Suddenly, beyond the door she heard a woman scream.

XXXI

REGEANE WOKE. SHE WAS LYING ON ONE OF THE couches in the triclinium, wearing a soft linen robe. Her head ached. She reached up and found a very tender spot on the left side of her head. She turned to sit up and realized the room was strewn with dead men.

One lay across the table, his throat cut. Another was lying in the doorway of the triclinium, his head in a pool of blood. Another lay across the musicians’ fallen chairs, a spear through his body.

The wolf brought Regeane to her feet immediately.
How long had she been unconscious?
Not long. The first gray dawn was filling the peristyle garden outside. She had to find out what had happened before she created a disturbance.

She stumbled from the triclinium into the room where she and Maeniel had their moment of passion. It was empty.

Just ahead was another curtained doorway. She pushed through it and found herself in a narrow Roman bedroom. A mirror rested on a small vanity table near the bed. She picked up the mirror and looked into it. Her features were blurred both by the mirror’s age and the dim light, but her eyes were clear. Her hair was free of blood and there remained only a small swelling on the side of her face.

As she looked, her features blurred again. It seemed as though she smelled smoke. The eyes in the mirror looked back at her through a veil of blowing flame, then smoke obscured them. The metal grew hot in her hand.

She still had the presence of mind to turn and fling the mirror facedown on the bed.

She spun around, realizing that someone was watching her.

The room had, as was the custom in most Roman homes, two doors, one leading into another room and the other to the peristyle.

Matrona was standing in the door to the garden.

“What happened?” Regeane asked.

“Many things,” Matrona replied, “none of them good.
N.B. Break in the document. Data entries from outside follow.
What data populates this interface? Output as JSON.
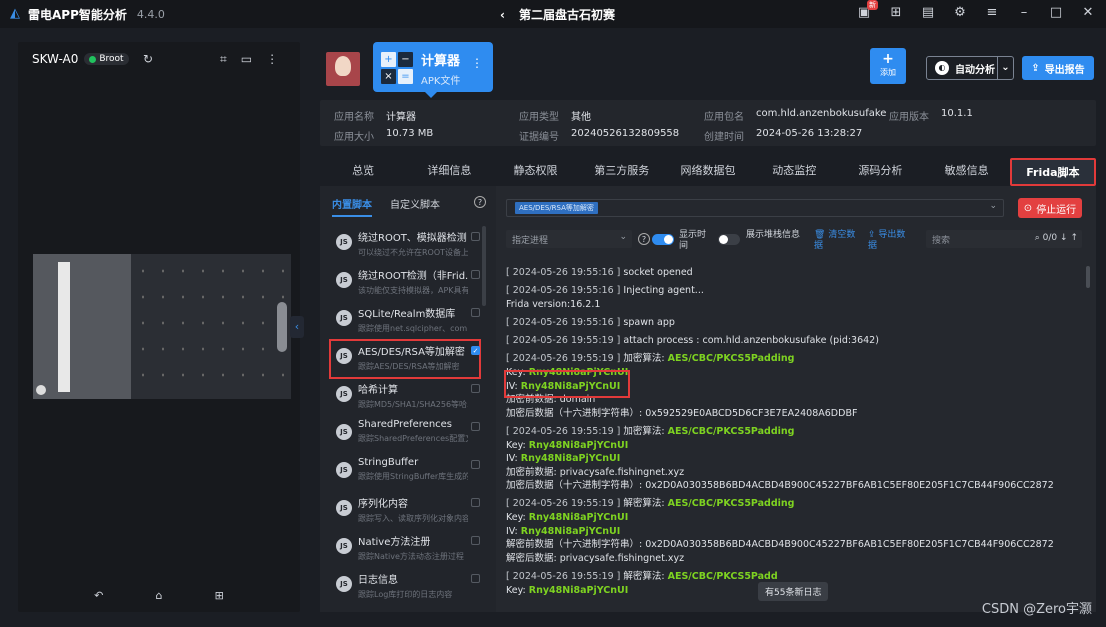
{
  "titlebar": {
    "app_name": "雷电APP智能分析",
    "version": "4.4.0",
    "project": "第二届盘古石初赛",
    "badge": "新"
  },
  "device": {
    "name": "SKW-A0",
    "root": "Broot"
  },
  "app_card": {
    "title": "计算器",
    "subtitle": "APK文件"
  },
  "toolbar": {
    "add_label": "添加",
    "auto_label": "自动分析",
    "export_label": "导出报告"
  },
  "info": {
    "name_k": "应用名称",
    "name_v": "计算器",
    "size_k": "应用大小",
    "size_v": "10.73 MB",
    "type_k": "应用类型",
    "type_v": "其他",
    "cert_k": "证据编号",
    "cert_v": "20240526132809558",
    "pkg_k": "应用包名",
    "pkg_v": "com.hld.anzenbokusufake",
    "time_k": "创建时间",
    "time_v": "2024-05-26 13:28:27",
    "ver_k": "应用版本",
    "ver_v": "10.1.1"
  },
  "tabs": [
    "总览",
    "详细信息",
    "静态权限",
    "第三方服务",
    "网络数据包",
    "动态监控",
    "源码分析",
    "敏感信息",
    "Frida脚本"
  ],
  "scripts": {
    "tab_builtin": "内置脚本",
    "tab_custom": "自定义脚本",
    "items": [
      {
        "name": "绕过ROOT、模拟器检测",
        "desc": "可以绕过不允许在ROOT设备上..."
      },
      {
        "name": "绕过ROOT检测（非Frid...",
        "desc": "该功能仅支持模拟器，APK具有..."
      },
      {
        "name": "SQLite/Realm数据库",
        "desc": "跟踪使用net.sqlcipher、com.t..."
      },
      {
        "name": "AES/DES/RSA等加解密",
        "desc": "跟踪AES/DES/RSA等加解密"
      },
      {
        "name": "哈希计算",
        "desc": "跟踪MD5/SHA1/SHA256等哈..."
      },
      {
        "name": "SharedPreferences",
        "desc": "跟踪SharedPreferences配置文..."
      },
      {
        "name": "StringBuffer",
        "desc": "跟踪使用StringBuffer库生成的..."
      },
      {
        "name": "序列化内容",
        "desc": "跟踪写入、读取序列化对象内容"
      },
      {
        "name": "Native方法注册",
        "desc": "跟踪Native方法动态注册过程"
      },
      {
        "name": "日志信息",
        "desc": "跟踪Log库打印的日志内容"
      }
    ]
  },
  "log_pane": {
    "selected_script": "AES/DES/RSA等加解密",
    "stop_label": "停止运行",
    "process_placeholder": "指定进程",
    "show_time": "显示时间",
    "show_stack": "展示堆栈信息",
    "clear": "清空数据",
    "export": "导出数据",
    "search_placeholder": "搜索",
    "count": "0/0",
    "new_logs": "有55条新日志",
    "lines": [
      {
        "ts": "[ 2024-05-26 19:55:16 ]",
        "text": "socket opened"
      },
      {
        "ts": "[ 2024-05-26 19:55:16 ]",
        "text": "Injecting agent..."
      },
      {
        "text": "Frida version:16.2.1"
      },
      {
        "ts": "[ 2024-05-26 19:55:16 ]",
        "text": "spawn app"
      },
      {
        "ts": "[ 2024-05-26 19:55:19 ]",
        "text": "attach process : com.hld.anzenbokusufake (pid:3642)"
      },
      {
        "ts": "[ 2024-05-26 19:55:19 ]",
        "text": "加密算法:",
        "hl": "AES/CBC/PKCS5Padding"
      },
      {
        "text": "Key:",
        "hl": "Rny48Ni8aPjYCnUI"
      },
      {
        "text": "IV:",
        "hl": "Rny48Ni8aPjYCnUI"
      },
      {
        "text": "加密前数据: domain"
      },
      {
        "text": "加密后数据（十六进制字符串）: 0x592529E0ABCD5D6CF3E7EA2408A6DDBF"
      },
      {
        "ts": "[ 2024-05-26 19:55:19 ]",
        "text": "加密算法:",
        "hl": "AES/CBC/PKCS5Padding"
      },
      {
        "text": "Key:",
        "hl": "Rny48Ni8aPjYCnUI"
      },
      {
        "text": "IV:",
        "hl": "Rny48Ni8aPjYCnUI"
      },
      {
        "text": "加密前数据: privacysafe.fishingnet.xyz"
      },
      {
        "text": "加密后数据（十六进制字符串）: 0x2D0A030358B6BD4ACBD4B900C45227BF6AB1C5EF80E205F1C7CB44F906CC2872"
      },
      {
        "ts": "[ 2024-05-26 19:55:19 ]",
        "text": "解密算法:",
        "hl": "AES/CBC/PKCS5Padding"
      },
      {
        "text": "Key:",
        "hl": "Rny48Ni8aPjYCnUI"
      },
      {
        "text": "IV:",
        "hl": "Rny48Ni8aPjYCnUI"
      },
      {
        "text": "解密前数据（十六进制字符串）: 0x2D0A030358B6BD4ACBD4B900C45227BF6AB1C5EF80E205F1C7CB44F906CC2872"
      },
      {
        "text": "解密后数据: privacysafe.fishingnet.xyz"
      },
      {
        "ts": "[ 2024-05-26 19:55:19 ]",
        "text": "解密算法:",
        "hl": "AES/CBC/PKCS5Padd"
      },
      {
        "text": "Key:",
        "hl": "Rny48Ni8aPjYCnUI"
      }
    ]
  },
  "watermark": "CSDN @Zero宇灏",
  "colors": {
    "accent": "#2f8cf0",
    "danger": "#e34040",
    "highlight": "#7ed321"
  }
}
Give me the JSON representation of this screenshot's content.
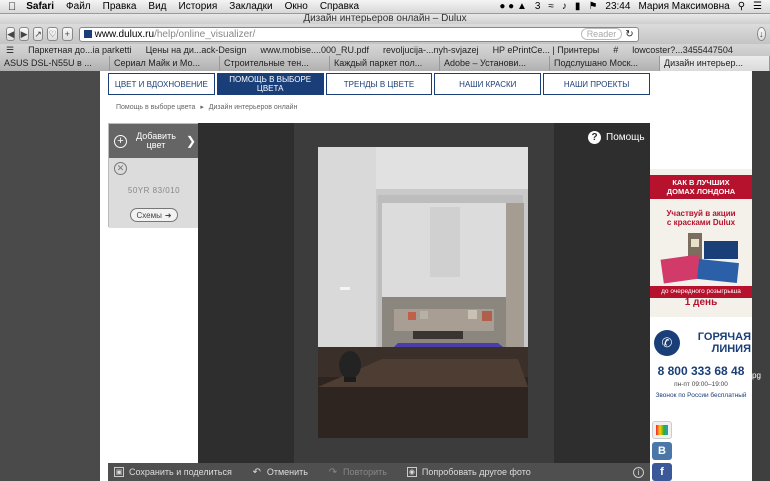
{
  "menubar": {
    "app": "Safari",
    "items": [
      "Файл",
      "Правка",
      "Вид",
      "История",
      "Закладки",
      "Окно",
      "Справка"
    ],
    "battery": "3",
    "time": "23:44",
    "user": "Мария Максимовна"
  },
  "window": {
    "title": "Дизайн интерьеров онлайн – Dulux"
  },
  "toolbar": {
    "url_host": "www.dulux.ru",
    "url_path": "/help/online_visualizer/",
    "reader": "Reader"
  },
  "bookmarks": [
    "Паркетная до...ia parketti",
    "Цены на ди...ack-Design",
    "www.mobise....000_RU.pdf",
    "revoljucija-...nyh-svjazej",
    "HP ePrintCe... | Принтеры",
    "#",
    "lowcoster?...3455447504"
  ],
  "tabs": [
    {
      "label": "ASUS DSL-N55U в ...",
      "active": false
    },
    {
      "label": "Сериал Майк и Мо...",
      "active": false
    },
    {
      "label": "Строительные тен...",
      "active": false
    },
    {
      "label": "Каждый паркет пол...",
      "active": false
    },
    {
      "label": "Adobe – Установи...",
      "active": false
    },
    {
      "label": "Подслушано Моск...",
      "active": false
    },
    {
      "label": "Дизайн интерьер...",
      "active": true
    }
  ],
  "nav": [
    {
      "label": "ЦВЕТ И ВДОХНОВЕНИЕ",
      "active": false
    },
    {
      "label": "ПОМОЩЬ В ВЫБОРЕ ЦВЕТА",
      "active": true
    },
    {
      "label": "ТРЕНДЫ В ЦВЕТЕ",
      "active": false
    },
    {
      "label": "НАШИ КРАСКИ",
      "active": false
    },
    {
      "label": "НАШИ ПРОЕКТЫ",
      "active": false
    }
  ],
  "breadcrumb": {
    "parent": "Помощь в выборе цвета",
    "current": "Дизайн интерьеров онлайн"
  },
  "side": {
    "add_line1": "Добавить",
    "add_line2": "цвет",
    "color_code": "50YR 83/010",
    "schemes": "Схемы"
  },
  "viewer": {
    "help": "Помощь"
  },
  "bottom": {
    "save": "Сохранить и поделиться",
    "undo": "Отменить",
    "redo": "Повторить",
    "other_photo": "Попробовать другое фото"
  },
  "promo": {
    "line1": "КАК В ЛУЧШИХ",
    "line2": "ДОМАХ ЛОНДОНА",
    "line3": "Участвуй в акции",
    "line4": "с красками Dulux",
    "line5": "до очередного розыгрыша",
    "line6": "1 день"
  },
  "hotline": {
    "line1": "ГОРЯЧАЯ",
    "line2": "ЛИНИЯ",
    "number": "8 800 333 68 48",
    "hours": "пн-пт 09:00–19:00",
    "free": "Звонок по России бесплатный"
  },
  "social": {
    "vk": "В",
    "fb": "f"
  },
  "edge_text": "pg",
  "colors": {
    "brand_blue": "#1a3e78",
    "promo_red": "#b6122e"
  }
}
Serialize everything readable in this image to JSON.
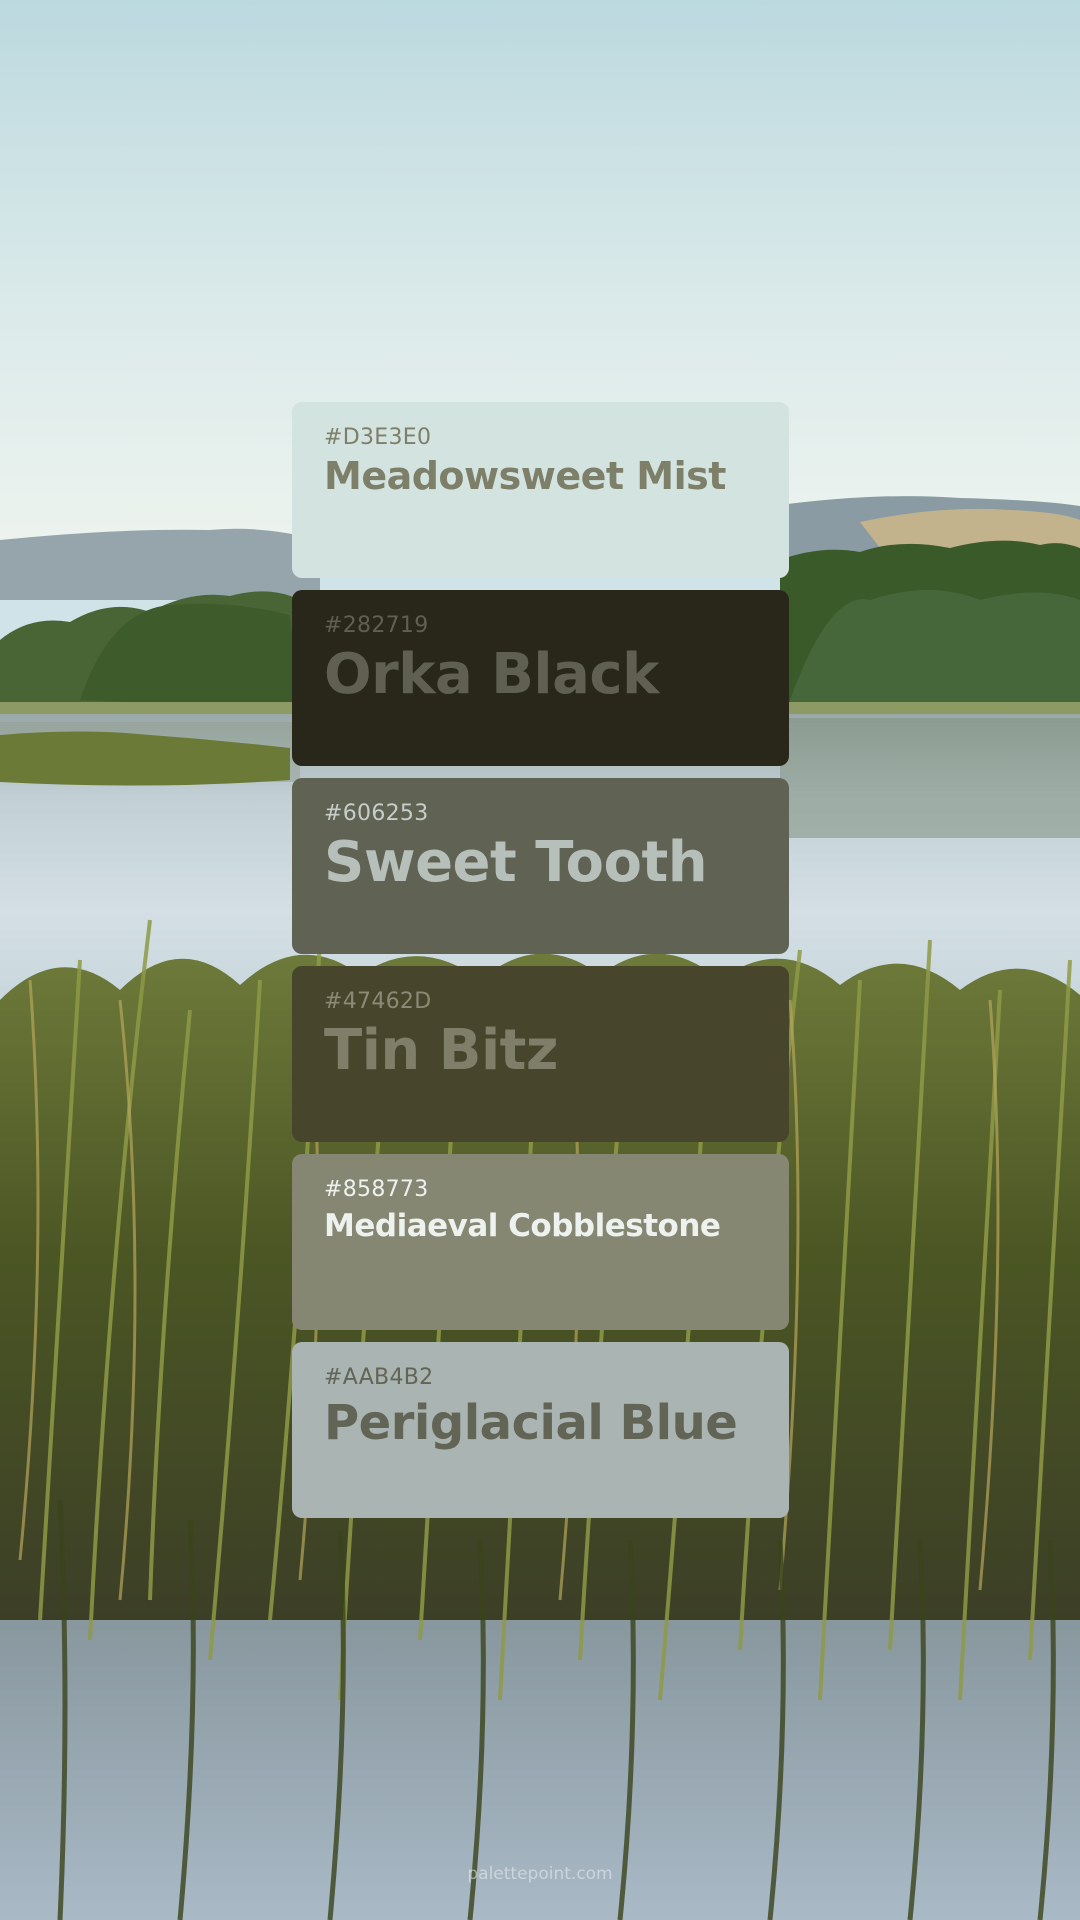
{
  "palette": [
    {
      "hex": "#D3E3E0",
      "name": "Meadowsweet Mist"
    },
    {
      "hex": "#282719",
      "name": "Orka Black"
    },
    {
      "hex": "#606253",
      "name": "Sweet Tooth"
    },
    {
      "hex": "#47462D",
      "name": "Tin Bitz"
    },
    {
      "hex": "#858773",
      "name": "Mediaeval Cobblestone"
    },
    {
      "hex": "#AAB4B2",
      "name": "Periglacial Blue"
    }
  ],
  "footer": {
    "credit": "palettepoint.com"
  },
  "background": {
    "description_icon": "lake-landscape-photo",
    "colors": {
      "sky_top": "#bcd9df",
      "sky_horizon": "#eef4ef",
      "hills": "#8e9ea4",
      "forest": "#3d5a2c",
      "water": "#c9d7dd",
      "reeds": "#5d6b2d"
    }
  }
}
Basil’s men attacked right after you went into the other room to dress. Like a fool, you opened the door at the sound of Lucilla’s scream. You were clubbed down. You must have a very hard head. At first, we thought you were killed, but we were too busy trying to defend ourselves to help you.”

“You appear to have been successful,” Regeane said.

“Even so.” Matrona said. “What did you see in the mirror?” Matrona’s eyes were pools of darkness. She seemed to look at Regeane out of infinite time.

“My face,” Regeane said.

“Oh, no,” Matrona chuckled. “You saw more than your face. I know, because that is my mirror and it once belonged to a princess of the great people who lived here long before the Romans made the Tiber stink: they of the painted tombs. Tell me, what did you see? If you tell me, I can help you.”

Regeane’s mouth was dry. “I saw only my face,” she insisted.